Addirittura la "banalità" della trama potrebbe essere appositamente voluta da Tarantino per portare ancor più in rilievo il profilo stilistico anche se, egli sembra rivisitare con ironia straordinariamente sottile certi "tipi" del cinema di genere: il maestro costruttore di katane, la killer paradossalmente mamma affettuosa, il boss misterioso, l'eroina etc.
Anche il fatto di aver giocato, per "parafrasare" i combattimenti di certo cinema d'azione, sull'estremizzazione della violenza in grottesco è stata una mossa di stile originale che ha permesso a Tarantino di evitare il richiamo alla parodia slapstick utilizzata invece da Jackie Chan.
Non a caso ho parlato di "materiale filmico" in quanto assistere a una proiezione di Kill Bill è molto simile a fare zapping fra film di natura e di tono fra loro estremamente differenti.

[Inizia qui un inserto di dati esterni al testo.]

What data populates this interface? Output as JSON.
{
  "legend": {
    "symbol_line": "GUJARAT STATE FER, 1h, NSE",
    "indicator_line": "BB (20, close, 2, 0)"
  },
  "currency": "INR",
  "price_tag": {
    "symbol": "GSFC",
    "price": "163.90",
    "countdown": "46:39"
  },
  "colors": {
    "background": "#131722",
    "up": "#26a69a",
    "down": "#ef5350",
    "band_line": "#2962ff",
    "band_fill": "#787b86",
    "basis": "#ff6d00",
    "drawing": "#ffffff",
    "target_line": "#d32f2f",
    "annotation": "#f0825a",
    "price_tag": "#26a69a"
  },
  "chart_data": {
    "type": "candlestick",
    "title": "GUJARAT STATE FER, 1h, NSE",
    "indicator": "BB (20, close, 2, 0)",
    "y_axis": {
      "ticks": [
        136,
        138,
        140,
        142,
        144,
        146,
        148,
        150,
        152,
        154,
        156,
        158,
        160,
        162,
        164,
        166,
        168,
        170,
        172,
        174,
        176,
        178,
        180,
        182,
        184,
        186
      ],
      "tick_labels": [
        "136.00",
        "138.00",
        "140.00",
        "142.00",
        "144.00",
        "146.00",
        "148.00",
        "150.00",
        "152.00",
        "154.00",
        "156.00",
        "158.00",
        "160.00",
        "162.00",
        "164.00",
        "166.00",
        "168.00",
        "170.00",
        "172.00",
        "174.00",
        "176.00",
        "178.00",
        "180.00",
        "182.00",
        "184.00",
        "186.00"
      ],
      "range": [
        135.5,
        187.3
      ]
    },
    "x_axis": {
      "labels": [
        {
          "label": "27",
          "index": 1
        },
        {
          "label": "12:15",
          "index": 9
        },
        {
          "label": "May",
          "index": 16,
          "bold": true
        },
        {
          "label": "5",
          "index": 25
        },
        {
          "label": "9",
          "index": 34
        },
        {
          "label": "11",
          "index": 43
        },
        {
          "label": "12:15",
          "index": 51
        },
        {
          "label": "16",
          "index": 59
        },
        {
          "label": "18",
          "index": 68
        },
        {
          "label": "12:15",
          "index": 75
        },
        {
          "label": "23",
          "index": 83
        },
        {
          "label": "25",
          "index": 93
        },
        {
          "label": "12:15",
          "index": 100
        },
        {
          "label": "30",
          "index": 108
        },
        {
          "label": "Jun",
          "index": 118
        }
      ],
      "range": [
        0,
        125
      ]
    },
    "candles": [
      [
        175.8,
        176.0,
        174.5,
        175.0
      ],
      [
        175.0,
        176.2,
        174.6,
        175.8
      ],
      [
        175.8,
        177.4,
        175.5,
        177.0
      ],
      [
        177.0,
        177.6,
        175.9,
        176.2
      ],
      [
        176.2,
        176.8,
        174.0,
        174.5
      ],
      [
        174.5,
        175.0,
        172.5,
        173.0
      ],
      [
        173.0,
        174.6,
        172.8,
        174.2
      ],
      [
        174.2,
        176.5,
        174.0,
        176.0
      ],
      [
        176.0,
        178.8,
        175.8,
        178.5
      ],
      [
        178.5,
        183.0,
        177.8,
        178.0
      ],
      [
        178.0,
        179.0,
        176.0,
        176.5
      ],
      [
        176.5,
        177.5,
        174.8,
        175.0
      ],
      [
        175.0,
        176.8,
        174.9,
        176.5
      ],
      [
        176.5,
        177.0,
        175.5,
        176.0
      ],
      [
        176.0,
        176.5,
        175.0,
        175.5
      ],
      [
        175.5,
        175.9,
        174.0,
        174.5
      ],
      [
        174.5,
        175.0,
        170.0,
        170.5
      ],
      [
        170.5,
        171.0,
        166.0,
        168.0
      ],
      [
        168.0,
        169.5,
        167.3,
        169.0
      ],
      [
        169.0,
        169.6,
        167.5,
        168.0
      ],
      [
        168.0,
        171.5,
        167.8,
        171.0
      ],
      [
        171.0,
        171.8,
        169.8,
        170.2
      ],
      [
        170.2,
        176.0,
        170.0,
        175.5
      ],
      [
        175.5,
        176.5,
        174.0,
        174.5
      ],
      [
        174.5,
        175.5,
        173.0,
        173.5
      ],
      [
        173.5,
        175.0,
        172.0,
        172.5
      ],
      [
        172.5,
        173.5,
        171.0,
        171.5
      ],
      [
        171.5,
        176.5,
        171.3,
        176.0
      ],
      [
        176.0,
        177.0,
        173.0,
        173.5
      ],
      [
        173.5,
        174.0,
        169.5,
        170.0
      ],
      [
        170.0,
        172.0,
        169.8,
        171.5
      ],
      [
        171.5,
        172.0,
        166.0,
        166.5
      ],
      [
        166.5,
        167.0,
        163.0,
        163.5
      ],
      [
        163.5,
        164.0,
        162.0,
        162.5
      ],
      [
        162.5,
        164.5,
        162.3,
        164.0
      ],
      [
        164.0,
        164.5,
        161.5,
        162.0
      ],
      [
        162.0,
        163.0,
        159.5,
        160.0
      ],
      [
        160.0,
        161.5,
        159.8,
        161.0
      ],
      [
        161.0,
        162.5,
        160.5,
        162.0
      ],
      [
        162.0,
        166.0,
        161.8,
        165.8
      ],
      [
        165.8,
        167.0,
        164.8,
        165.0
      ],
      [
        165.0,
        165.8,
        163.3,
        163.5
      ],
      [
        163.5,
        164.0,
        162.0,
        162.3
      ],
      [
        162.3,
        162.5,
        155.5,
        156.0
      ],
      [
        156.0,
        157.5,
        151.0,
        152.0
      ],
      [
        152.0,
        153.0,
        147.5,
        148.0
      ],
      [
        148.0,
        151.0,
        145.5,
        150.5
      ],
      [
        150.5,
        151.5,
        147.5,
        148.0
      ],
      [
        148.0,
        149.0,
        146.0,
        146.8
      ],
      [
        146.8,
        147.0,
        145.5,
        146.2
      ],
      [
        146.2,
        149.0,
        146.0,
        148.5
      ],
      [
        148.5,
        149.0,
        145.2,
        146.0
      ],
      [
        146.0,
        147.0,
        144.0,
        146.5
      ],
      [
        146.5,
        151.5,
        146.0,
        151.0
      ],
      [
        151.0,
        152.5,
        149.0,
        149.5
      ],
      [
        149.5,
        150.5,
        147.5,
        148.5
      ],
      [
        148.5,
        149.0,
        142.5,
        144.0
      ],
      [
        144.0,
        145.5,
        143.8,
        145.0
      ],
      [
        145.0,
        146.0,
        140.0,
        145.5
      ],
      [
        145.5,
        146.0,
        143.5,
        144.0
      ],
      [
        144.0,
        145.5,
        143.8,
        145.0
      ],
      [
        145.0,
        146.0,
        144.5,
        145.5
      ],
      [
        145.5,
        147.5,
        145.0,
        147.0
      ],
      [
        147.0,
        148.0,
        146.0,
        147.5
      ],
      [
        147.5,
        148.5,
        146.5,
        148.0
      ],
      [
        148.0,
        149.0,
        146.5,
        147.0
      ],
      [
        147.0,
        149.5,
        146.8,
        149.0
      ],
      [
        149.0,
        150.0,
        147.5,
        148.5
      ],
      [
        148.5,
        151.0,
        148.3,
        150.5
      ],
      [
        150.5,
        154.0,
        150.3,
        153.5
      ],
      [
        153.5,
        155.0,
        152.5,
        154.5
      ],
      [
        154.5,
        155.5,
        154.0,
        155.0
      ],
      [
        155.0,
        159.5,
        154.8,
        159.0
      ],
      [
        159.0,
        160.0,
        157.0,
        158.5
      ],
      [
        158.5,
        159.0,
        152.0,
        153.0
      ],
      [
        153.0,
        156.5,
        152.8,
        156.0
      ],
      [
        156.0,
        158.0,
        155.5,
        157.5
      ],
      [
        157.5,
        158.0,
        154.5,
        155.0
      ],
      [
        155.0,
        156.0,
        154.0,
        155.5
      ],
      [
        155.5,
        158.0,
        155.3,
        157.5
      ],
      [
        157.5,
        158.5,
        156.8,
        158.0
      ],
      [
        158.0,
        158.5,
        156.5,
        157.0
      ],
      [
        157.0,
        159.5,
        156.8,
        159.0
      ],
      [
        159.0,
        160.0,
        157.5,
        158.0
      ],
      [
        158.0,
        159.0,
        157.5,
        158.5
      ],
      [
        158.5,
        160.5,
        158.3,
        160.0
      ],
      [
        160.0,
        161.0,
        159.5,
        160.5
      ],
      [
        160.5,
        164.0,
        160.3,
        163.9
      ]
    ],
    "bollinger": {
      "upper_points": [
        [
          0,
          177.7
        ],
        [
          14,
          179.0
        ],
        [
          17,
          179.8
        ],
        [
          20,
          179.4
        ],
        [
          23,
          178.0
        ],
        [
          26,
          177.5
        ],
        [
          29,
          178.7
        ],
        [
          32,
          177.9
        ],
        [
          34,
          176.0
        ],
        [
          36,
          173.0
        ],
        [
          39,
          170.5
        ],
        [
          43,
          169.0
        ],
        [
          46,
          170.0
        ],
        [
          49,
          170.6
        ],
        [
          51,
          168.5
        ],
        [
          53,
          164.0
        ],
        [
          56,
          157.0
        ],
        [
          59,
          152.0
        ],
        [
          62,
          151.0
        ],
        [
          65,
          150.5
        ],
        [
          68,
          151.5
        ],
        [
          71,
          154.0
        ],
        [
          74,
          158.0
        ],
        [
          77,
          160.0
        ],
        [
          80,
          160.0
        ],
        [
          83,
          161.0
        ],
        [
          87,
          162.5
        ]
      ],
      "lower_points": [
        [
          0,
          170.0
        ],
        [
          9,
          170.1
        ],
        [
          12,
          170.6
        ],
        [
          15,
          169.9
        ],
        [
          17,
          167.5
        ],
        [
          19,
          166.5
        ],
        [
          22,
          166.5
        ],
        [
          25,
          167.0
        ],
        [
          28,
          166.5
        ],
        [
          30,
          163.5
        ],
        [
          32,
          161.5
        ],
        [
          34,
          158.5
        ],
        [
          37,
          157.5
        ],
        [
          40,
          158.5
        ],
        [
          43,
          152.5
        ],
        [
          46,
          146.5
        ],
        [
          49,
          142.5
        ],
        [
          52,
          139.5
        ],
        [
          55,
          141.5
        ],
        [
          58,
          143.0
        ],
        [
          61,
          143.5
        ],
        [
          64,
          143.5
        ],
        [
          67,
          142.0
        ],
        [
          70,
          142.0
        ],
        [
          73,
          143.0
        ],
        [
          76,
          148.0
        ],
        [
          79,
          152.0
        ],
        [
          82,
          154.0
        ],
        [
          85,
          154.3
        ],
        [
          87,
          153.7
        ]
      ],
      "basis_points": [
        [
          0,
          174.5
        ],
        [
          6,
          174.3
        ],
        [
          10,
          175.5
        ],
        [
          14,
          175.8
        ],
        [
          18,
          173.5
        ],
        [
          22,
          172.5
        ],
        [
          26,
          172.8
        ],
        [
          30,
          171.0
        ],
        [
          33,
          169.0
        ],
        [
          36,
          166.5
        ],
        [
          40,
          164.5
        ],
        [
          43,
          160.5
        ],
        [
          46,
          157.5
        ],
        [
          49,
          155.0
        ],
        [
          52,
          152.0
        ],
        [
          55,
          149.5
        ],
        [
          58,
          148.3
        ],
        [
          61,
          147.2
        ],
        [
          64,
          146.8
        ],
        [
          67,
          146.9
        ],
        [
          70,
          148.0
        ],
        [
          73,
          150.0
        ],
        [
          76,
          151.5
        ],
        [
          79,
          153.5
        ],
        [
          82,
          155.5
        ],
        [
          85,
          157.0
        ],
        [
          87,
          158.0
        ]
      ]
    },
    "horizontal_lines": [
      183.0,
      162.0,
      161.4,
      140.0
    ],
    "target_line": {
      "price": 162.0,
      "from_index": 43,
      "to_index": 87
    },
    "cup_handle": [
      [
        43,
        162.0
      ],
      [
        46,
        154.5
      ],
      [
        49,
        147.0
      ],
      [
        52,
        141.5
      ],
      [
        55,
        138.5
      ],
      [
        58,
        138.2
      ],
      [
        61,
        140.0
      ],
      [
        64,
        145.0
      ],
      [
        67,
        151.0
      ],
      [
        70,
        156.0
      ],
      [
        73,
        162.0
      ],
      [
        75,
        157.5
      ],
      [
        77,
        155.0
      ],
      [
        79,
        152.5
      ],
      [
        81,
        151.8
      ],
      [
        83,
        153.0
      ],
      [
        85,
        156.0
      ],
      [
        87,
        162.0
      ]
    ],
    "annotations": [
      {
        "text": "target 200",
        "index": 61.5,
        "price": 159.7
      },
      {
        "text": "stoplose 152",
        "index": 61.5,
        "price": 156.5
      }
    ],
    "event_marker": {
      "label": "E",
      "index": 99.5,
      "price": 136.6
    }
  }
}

Con estrema semplicità nel film si possono rintracciare riferimenti ad Akira Kurosawa, a Sergio Leone, a Takeshi Kitano, al genere Blaxpoitation, a quello delle animazioni giapponesi, al genere splatter, a Ennio Morricone (per le musiche) tanto per citare quelli più evidenti.
Ora, ciò che mi pare importante sottolineare è che Tarantino con questo film è riuscito a realizzare a mio parere per la prima volta nella storia del cinema (o almeno di quel tipo di cinema - industria comunemente detto "Hollywoodiano") una vera e propria "fusion" cinematografica.
Unico precedente strepitoso di Kill Bill potrebbe essere "Le Lacrime della Tigre Nera" del geniale Wisit Sasanatieng: un film tuttavia destinato al confino nel limbo del cinema scartato dai grossi distributori e come tale praticamente inesistente (a questo proposito mi riferisco in particolare alle consideraizoni che ho precedentemente svolto sul fondamentalismo del mercato).
In altre parole, non è certo la prima volta che un regista realizza un film caratterizzato da una commistione di generi, ma è la prima volta che lo fa in questi termini così consapevolmente eclatanti, divertenti e alla portata delle grandi masse.
Per fare un parallelo con artisti che a mio parere hanno molto in comune con Tarantino, si potrebbe dire che vedere Kill Bill è molto simile ad ascoltare la musica di Frank Zappa, o ancora meglio di John Zorn.
Si tratta di artisti che, come Tarantino, hanno raggiunto la consapevolezza che la forma più attuale e sostanziale di "fusion" (intesa come cifra stilistica) è possibile nel cinema, come nella musica del resto, nei modi in cui essi ce la propongono.
Come loro, noi tutti siamo esposti a una quantità enorme di stimoli provenienti dal mondo del cinema, della musica, dei mass media: una valanga di proposte che purtroppo è guidata dalla logica del marketing che rischia di schiacciarci tutti quanti, in un appiattimento generale del gusto e delle opinioni, a meno che non ci si riesca a ritagliare una nicchia di libertà espressiva come fanno Tarantino o Zorn. Una libertà che diventa simmetricamente fruitiva per lo spettatore/ascoltatore.
Travalicando i generi, scomponendoli e ricomponendoli a loro piacimento questi alchimisti riescono ad uscire da quelle vischiose paludi che altrimenti li vincolerebbero a stili e a generi ormai abusati, ottenendo così una sorta di stile non-stile che diventa forma di espressione libera e paradossalmente pura.
A noi spettatori/ascoltatori non resta far altro che imparare la lezione e vivere così quell'esperienza emozionante che desideriamo quando andiamo al cinema o sentiamo un CD.